You can read our guide to going long or short for a detailed explanation of what these terms mean. For now, just know that going long means you’re taking a buy position because you believe the security’s value will increase. Going short means you’re taking a sell position because you believe the security’s value will decrease.
When the analysis is done and you’ve chosen the securities you’re going to trade, set yourself a general time limit. These time limits can change based on market conditions. However, you should have a general idea of how long you’re going to hold each security.
The last step in any mid-term trading strategy is to open your trades.
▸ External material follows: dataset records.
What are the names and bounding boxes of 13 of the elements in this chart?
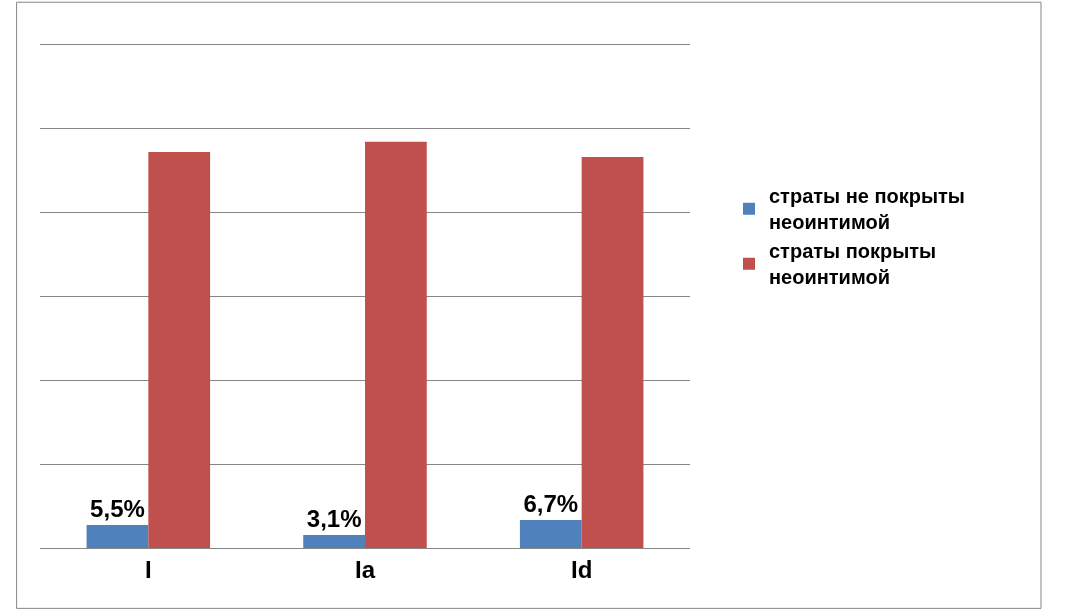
data-label: 3,1% <box>306 505 362 533</box>
bar <box>148 151 211 548</box>
x-tick-label: I <box>144 555 152 583</box>
bar <box>365 141 427 548</box>
data-label: 5,5% <box>90 494 145 522</box>
legend-label: страты покрыты неоинтимой <box>769 240 937 289</box>
x-tick-label: Ia <box>354 555 376 583</box>
data-label: 6,7% <box>523 489 579 517</box>
bar <box>303 535 365 548</box>
bar <box>86 524 149 548</box>
x-tick-label: Id <box>571 555 593 583</box>
bar <box>581 156 644 548</box>
bar <box>519 519 582 548</box>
You can use risk-management tools such as take-profit and stop-loss limits to help manage your assets. Once you’ve set any limits and opened the trades, the only thing left to do is sit back and wait. However, and this is important, stick to your plan.
Unless there are exceptional circumstances, you shouldn’t change course too dramatically. If you’re aiming to execute a mid-term trading strategy, stick to it. Still, the market can be dynamic, so it's important to re-evaluate your plan frequently. It's OK to change your mind if there are exceptional circumstances.
This is important to remember because there will be ups and downs in trading. If you’re aiming to hold stock for at least two months because you believe the market is going to go in your favour, don’t let a 24-hour dip scare you.
To put it another way, don’t let short-term thinking affect your medium-term trading strategy. If you can keep this in mind, as well as the other advice we’ve offered in this guide, you should be well on your way to holding positions for more than a day.